Yesterday I went to the mall and what did I see but some kind of Easter bunny aberration I can only classify as “Santa Bunny.” There in the place where Santa sits each year, was a large bunny-like creature with a child perched on its lap and a photographer madly snapping pictures.The kid did not seem thrilled with this, but the mother was beaming and the lady with the camera was working fast to get a picture of the kid looking at least semi-happy before it actually dissolved into tears.
As the child evinced its displeasure, another woman — the Easter Bunny’s helper? — swooped in and plucked the child off of the rodent’s lap just as the kid started to actually cry. Who wants a picture of a crying kid being clutched by an oversize rodent? (Okay, rabbits are NOT actually rodents, but this was not actually a rabbit, either. For all I know it was an oversize rodent inside that suit.)
I was fascinated as this little pantomime was played out a couple more times with varying degrees of success. A couple of cute little twins in their Easter finery sat — one on each knee — sporting purple bunny ears (supplied by the E. Bunny people). They looked quite pleased with the whole thing and the parents smiled and clapped.
When there was a break in the action, I asked the Bunny helper “what’s the point of all this? I mean, with Santa, the kids can tell him what they want him to bring for Christmas. What do they talk to the Easter Bunny About?”
“Well, they don’t actually talk to the Easter Bunny. They can,” she added hastily, “once the pictures are taken, but they usually don’t.”
Like, what would you say to the Easter Bunny anyway? “Don’t bring me any of those crummy yellow eggs — I want red and blue eggs this year. And make sure that chocolate bunny is chocolate all the way through! No more of those hollow ones. And don’t be so chintzy with the peanut butter eggs.”

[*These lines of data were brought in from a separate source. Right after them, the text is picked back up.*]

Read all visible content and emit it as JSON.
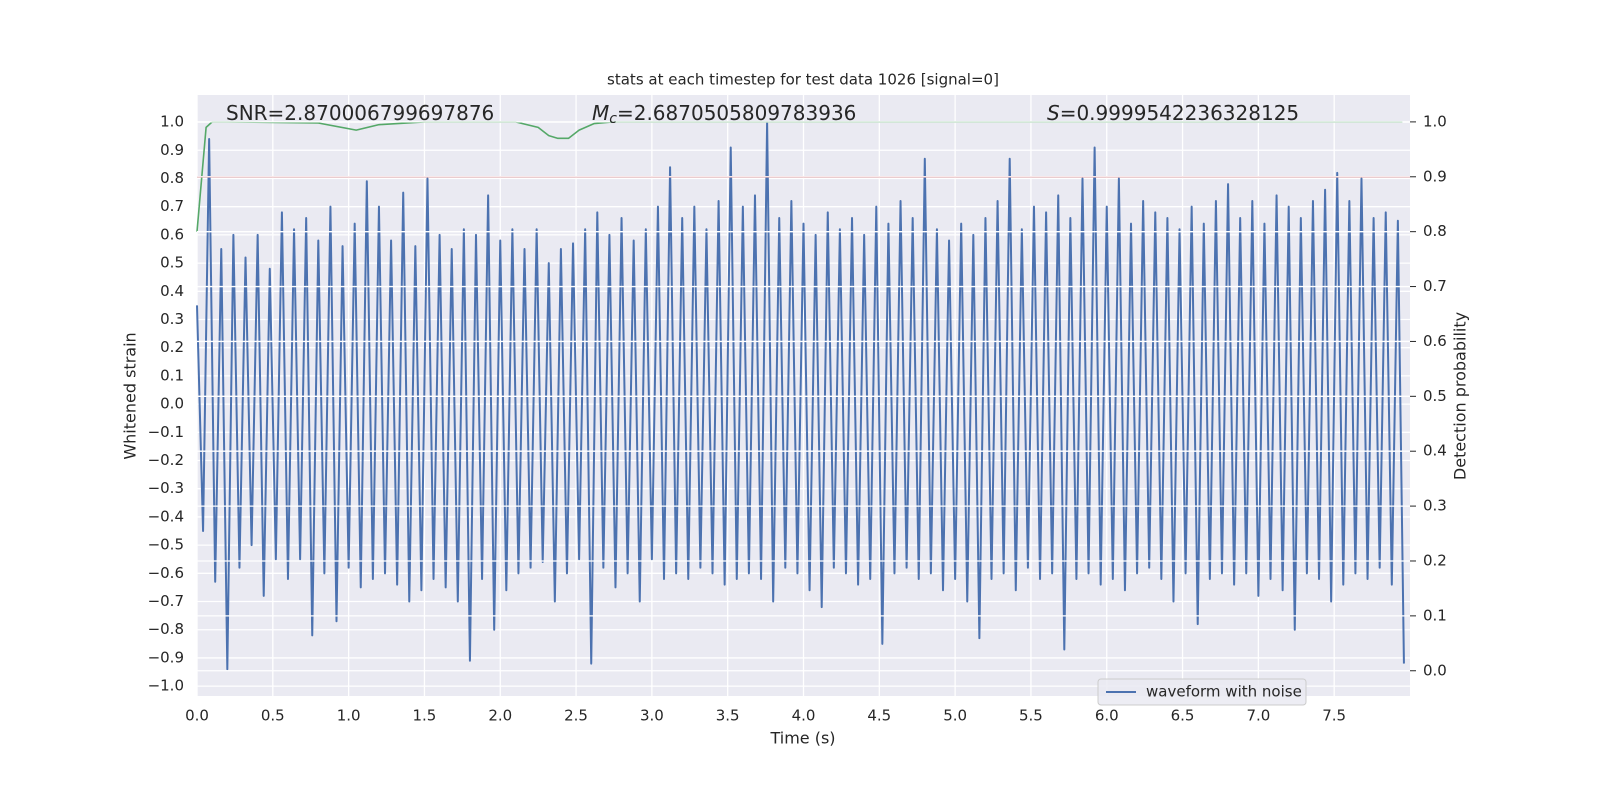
{
  "chart_data": {
    "type": "line",
    "title": "stats at each timestep for test data 1026 [signal=0]",
    "xlabel": "Time (s)",
    "ylabel": "Whitened strain",
    "y2label": "Detection probability",
    "annotations": [
      {
        "text": "SNR=2.870006799697876"
      },
      {
        "symbol": "M",
        "subscript": "c",
        "text": "=2.6870505809783936"
      },
      {
        "symbol": "S",
        "text": "=0.9999542236328125"
      }
    ],
    "legend": "lower right",
    "grid": true,
    "xlim": [
      0,
      8
    ],
    "ylim": [
      -1.035,
      1.096
    ],
    "y2lim": [
      -0.046,
      1.049
    ],
    "xticks": [
      {
        "value": 0,
        "label": "0.0"
      },
      {
        "value": 0.5,
        "label": "0.5"
      },
      {
        "value": 1,
        "label": "1.0"
      },
      {
        "value": 1.5,
        "label": "1.5"
      },
      {
        "value": 2,
        "label": "2.0"
      },
      {
        "value": 2.5,
        "label": "2.5"
      },
      {
        "value": 3,
        "label": "3.0"
      },
      {
        "value": 3.5,
        "label": "3.5"
      },
      {
        "value": 4,
        "label": "4.0"
      },
      {
        "value": 4.5,
        "label": "4.5"
      },
      {
        "value": 5,
        "label": "5.0"
      },
      {
        "value": 5.5,
        "label": "5.5"
      },
      {
        "value": 6,
        "label": "6.0"
      },
      {
        "value": 6.5,
        "label": "6.5"
      },
      {
        "value": 7,
        "label": "7.0"
      },
      {
        "value": 7.5,
        "label": "7.5"
      }
    ],
    "yticks": [
      {
        "value": -1,
        "label": "−1.0"
      },
      {
        "value": -0.9,
        "label": "−0.9"
      },
      {
        "value": -0.8,
        "label": "−0.8"
      },
      {
        "value": -0.7,
        "label": "−0.7"
      },
      {
        "value": -0.6,
        "label": "−0.6"
      },
      {
        "value": -0.5,
        "label": "−0.5"
      },
      {
        "value": -0.4,
        "label": "−0.4"
      },
      {
        "value": -0.3,
        "label": "−0.3"
      },
      {
        "value": -0.2,
        "label": "−0.2"
      },
      {
        "value": -0.1,
        "label": "−0.1"
      },
      {
        "value": 0,
        "label": "0.0"
      },
      {
        "value": 0.1,
        "label": "0.1"
      },
      {
        "value": 0.2,
        "label": "0.2"
      },
      {
        "value": 0.3,
        "label": "0.3"
      },
      {
        "value": 0.4,
        "label": "0.4"
      },
      {
        "value": 0.5,
        "label": "0.5"
      },
      {
        "value": 0.6,
        "label": "0.6"
      },
      {
        "value": 0.7,
        "label": "0.7"
      },
      {
        "value": 0.8,
        "label": "0.8"
      },
      {
        "value": 0.9,
        "label": "0.9"
      },
      {
        "value": 1,
        "label": "1.0"
      }
    ],
    "y2ticks": [
      {
        "value": 0,
        "label": "0.0"
      },
      {
        "value": 0.1,
        "label": "0.1"
      },
      {
        "value": 0.2,
        "label": "0.2"
      },
      {
        "value": 0.3,
        "label": "0.3"
      },
      {
        "value": 0.4,
        "label": "0.4"
      },
      {
        "value": 0.5,
        "label": "0.5"
      },
      {
        "value": 0.6,
        "label": "0.6"
      },
      {
        "value": 0.7,
        "label": "0.7"
      },
      {
        "value": 0.8,
        "label": "0.8"
      },
      {
        "value": 0.9,
        "label": "0.9"
      },
      {
        "value": 1,
        "label": "1.0"
      }
    ],
    "threshold": {
      "value": 0.9,
      "color": "#c44e52",
      "axis": "y2"
    },
    "series": [
      {
        "name": "waveform with noise",
        "color": "#4c72b0",
        "x": [
          0,
          0.04,
          0.08,
          0.12,
          0.16,
          0.2,
          0.24,
          0.28,
          0.32,
          0.36,
          0.4,
          0.44,
          0.48,
          0.52,
          0.56,
          0.6,
          0.64,
          0.68,
          0.72,
          0.76,
          0.8,
          0.84,
          0.88,
          0.92,
          0.96,
          1,
          1.04,
          1.08,
          1.12,
          1.16,
          1.2,
          1.24,
          1.28,
          1.32,
          1.36,
          1.4,
          1.44,
          1.48,
          1.52,
          1.56,
          1.6,
          1.64,
          1.68,
          1.72,
          1.76,
          1.8,
          1.84,
          1.88,
          1.92,
          1.96,
          2,
          2.04,
          2.08,
          2.12,
          2.16,
          2.2,
          2.24,
          2.28,
          2.32,
          2.36,
          2.4,
          2.44,
          2.48,
          2.52,
          2.56,
          2.6,
          2.64,
          2.68,
          2.72,
          2.76,
          2.8,
          2.84,
          2.88,
          2.92,
          2.96,
          3,
          3.04,
          3.08,
          3.12,
          3.16,
          3.2,
          3.24,
          3.28,
          3.32,
          3.36,
          3.4,
          3.44,
          3.48,
          3.52,
          3.56,
          3.6,
          3.64,
          3.68,
          3.72,
          3.76,
          3.8,
          3.84,
          3.88,
          3.92,
          3.96,
          4,
          4.04,
          4.08,
          4.12,
          4.16,
          4.2,
          4.24,
          4.28,
          4.32,
          4.36,
          4.4,
          4.44,
          4.48,
          4.52,
          4.56,
          4.6,
          4.64,
          4.68,
          4.72,
          4.76,
          4.8,
          4.84,
          4.88,
          4.92,
          4.96,
          5,
          5.04,
          5.08,
          5.12,
          5.16,
          5.2,
          5.24,
          5.28,
          5.32,
          5.36,
          5.4,
          5.44,
          5.48,
          5.52,
          5.56,
          5.6,
          5.64,
          5.68,
          5.72,
          5.76,
          5.8,
          5.84,
          5.88,
          5.92,
          5.96,
          6,
          6.04,
          6.08,
          6.12,
          6.16,
          6.2,
          6.24,
          6.28,
          6.32,
          6.36,
          6.4,
          6.44,
          6.48,
          6.52,
          6.56,
          6.6,
          6.64,
          6.68,
          6.72,
          6.76,
          6.8,
          6.84,
          6.88,
          6.92,
          6.96,
          7,
          7.04,
          7.08,
          7.12,
          7.16,
          7.2,
          7.24,
          7.28,
          7.32,
          7.36,
          7.4,
          7.44,
          7.48,
          7.52,
          7.56,
          7.6,
          7.64,
          7.68,
          7.72,
          7.76,
          7.8,
          7.84,
          7.88,
          7.92,
          7.96
        ],
        "values": [
          0.35,
          -0.45,
          0.94,
          -0.63,
          0.55,
          -0.94,
          0.6,
          -0.58,
          0.52,
          -0.5,
          0.6,
          -0.68,
          0.48,
          -0.55,
          0.68,
          -0.62,
          0.62,
          -0.55,
          0.66,
          -0.82,
          0.58,
          -0.6,
          0.7,
          -0.77,
          0.56,
          -0.58,
          0.64,
          -0.65,
          0.79,
          -0.62,
          0.7,
          -0.6,
          0.58,
          -0.64,
          0.75,
          -0.7,
          0.56,
          -0.66,
          0.8,
          -0.62,
          0.6,
          -0.65,
          0.55,
          -0.7,
          0.62,
          -0.91,
          0.6,
          -0.62,
          0.74,
          -0.8,
          0.58,
          -0.66,
          0.62,
          -0.6,
          0.55,
          -0.58,
          0.62,
          -0.56,
          0.5,
          -0.7,
          0.55,
          -0.6,
          0.57,
          -0.55,
          0.62,
          -0.92,
          0.68,
          -0.58,
          0.6,
          -0.65,
          0.66,
          -0.6,
          0.58,
          -0.7,
          0.62,
          -0.55,
          0.7,
          -0.62,
          0.84,
          -0.6,
          0.66,
          -0.62,
          0.7,
          -0.58,
          0.62,
          -0.6,
          0.72,
          -0.64,
          0.91,
          -0.62,
          0.7,
          -0.6,
          0.74,
          -0.62,
          1.0,
          -0.7,
          0.66,
          -0.58,
          0.72,
          -0.6,
          0.64,
          -0.66,
          0.6,
          -0.72,
          0.68,
          -0.58,
          0.62,
          -0.6,
          0.66,
          -0.64,
          0.6,
          -0.62,
          0.7,
          -0.85,
          0.64,
          -0.6,
          0.72,
          -0.58,
          0.66,
          -0.62,
          0.87,
          -0.6,
          0.62,
          -0.66,
          0.58,
          -0.62,
          0.64,
          -0.7,
          0.6,
          -0.83,
          0.66,
          -0.62,
          0.72,
          -0.6,
          0.87,
          -0.66,
          0.62,
          -0.58,
          0.7,
          -0.62,
          0.68,
          -0.6,
          0.74,
          -0.87,
          0.66,
          -0.62,
          0.8,
          -0.6,
          0.91,
          -0.64,
          0.7,
          -0.62,
          0.8,
          -0.66,
          0.64,
          -0.6,
          0.72,
          -0.58,
          0.68,
          -0.62,
          0.66,
          -0.7,
          0.62,
          -0.6,
          0.7,
          -0.78,
          0.64,
          -0.62,
          0.72,
          -0.6,
          0.78,
          -0.64,
          0.66,
          -0.6,
          0.72,
          -0.68,
          0.64,
          -0.62,
          0.74,
          -0.66,
          0.7,
          -0.8,
          0.66,
          -0.6,
          0.72,
          -0.62,
          0.76,
          -0.7,
          0.82,
          -0.64,
          0.72,
          -0.6,
          0.8,
          -0.62,
          0.66,
          -0.58,
          0.68,
          -0.64,
          0.65,
          -0.92
        ]
      },
      {
        "color": "#55a868",
        "axis": "y2",
        "x": [
          0,
          0.06,
          0.1,
          0.2,
          0.8,
          1.05,
          1.2,
          1.5,
          2.1,
          2.25,
          2.32,
          2.38,
          2.45,
          2.52,
          2.62,
          2.75,
          7.95
        ],
        "values": [
          0.8,
          0.99,
          1.0,
          1.0,
          0.998,
          0.985,
          0.995,
          1.0,
          1.0,
          0.99,
          0.975,
          0.97,
          0.97,
          0.985,
          0.997,
          1.0,
          1.0
        ]
      }
    ]
  }
}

“So this is just so parents can have a picture of their child on the bunny’s lap?”
“Yeah, pretty much.”
I guess they send it out with their Easter cards. Um, wait — Easter cards? Really?
She turned back to help with another child and as I watched, it occurred to me that the bunny is wearing this big plastic head and he probably couldn’t talk anyway — like Mickey and Minnie Mouse. If you ever see them, they just nod and wave their hands. You really think the kid won’t figure this out?
As I continued toward the shoe store (my actual destination) I looked around for a list of prices for the pictures, but it was not apparent. I checked on-line. It’s pretty much a package like your high-school photos. The basic package, $24.95, gives you two 4×6 and 5 wallet size pictures. Of course, you can spend a lot more than that since surely you want to send this cute picture not just to Grandma, but to all your friends and relatives.
So now I’m wondering what else they can think of to take a picture of your kids with. A giant leprechaun? No, leprechauns by definition are small. A talking tree for Arbor Day? A little spooky, that. Oh, wait, I know! A large turkey for Thanksgiving! Yes, the child could sit on the turkey’s lap and put in his requests — “I want the drumstick this year, and make sure I get cranberries with actual berries in it. And don’t forget, Big Turkey, that the dressing has to be gluten free!”
So look for Tom Turkey coming this fall to a mall near you! And, uh, hold on to your wallet.